Thursday, October 9, 2008

I think that thinking in terms of games is a way to better enjoy life; turning everything into a game. Watching the movie Life is Beautiful, that is what the main character is doing while in the concentration camp and describing things to his child (while trying to shield him from the truth...)

Some games in this life I've just not played. It has caused me unhappiness to not play... but not playing was a part of playing another game... I look at what mankind has been, what men do to one another and I'm just not buying into the whole... thing so much; the whole game of interactions between men and trying to get ahead; the rate race, etc. Making money and "friends", etc. It's not a game I really want to put much time into. I think it would be kind of immoral to get very involved in it. And that is another game perhaps. The game of being a moral person. That's a game I'm more interested in doing well at.

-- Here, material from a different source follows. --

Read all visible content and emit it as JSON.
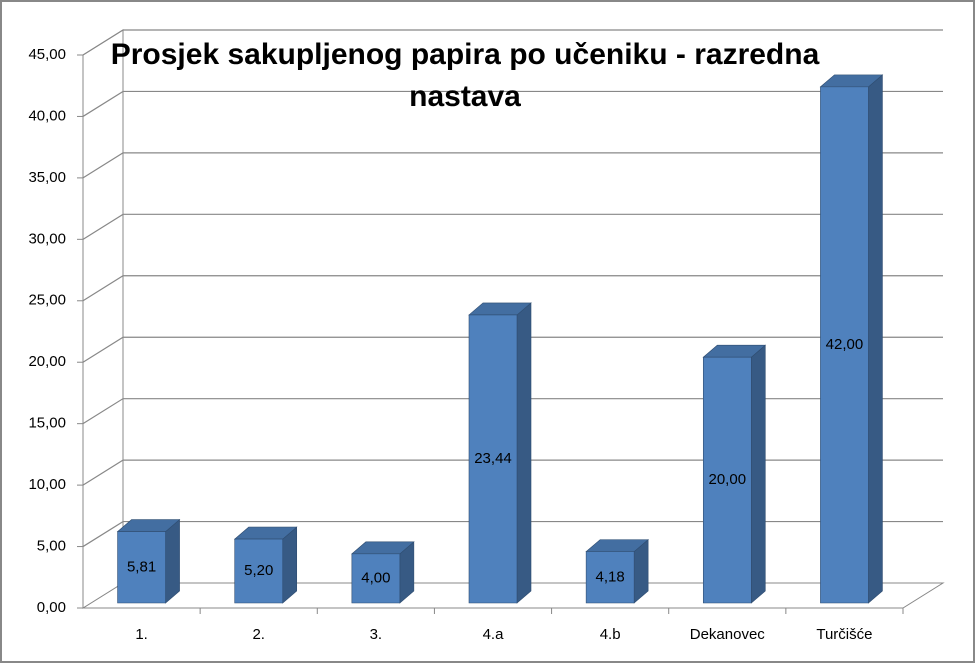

I want to decrease suffering on a large scale. Not just working at a soup kitchen. I want to make some stories... or something, that can be widely disseminated and make a positive difference in this world. Something like what Ayn Rand did except something positive instead of negative.

...Another thing to see in Life is Beautiful is how people are like that little boy, they couldn't possibly stand to really see life for what it is. I say this in the sense of truly feeling for them. They can't actually stand it. But to improve our situation... they would need to.

Should they just learn to love the concentration camp or see it for what it is when chances maybe aren't so great they'll be able to change it?

It's not necessarily a good analogy. Of course it's not as bas as that. And it's more likely to be changed than that. But the analogy holds to an extent. And there is a point to use extreme things for analogies; things like Hitler, concentration camps, etc. Things that are less a question of degree and more obvious, thus the main point trying to be made is clearer.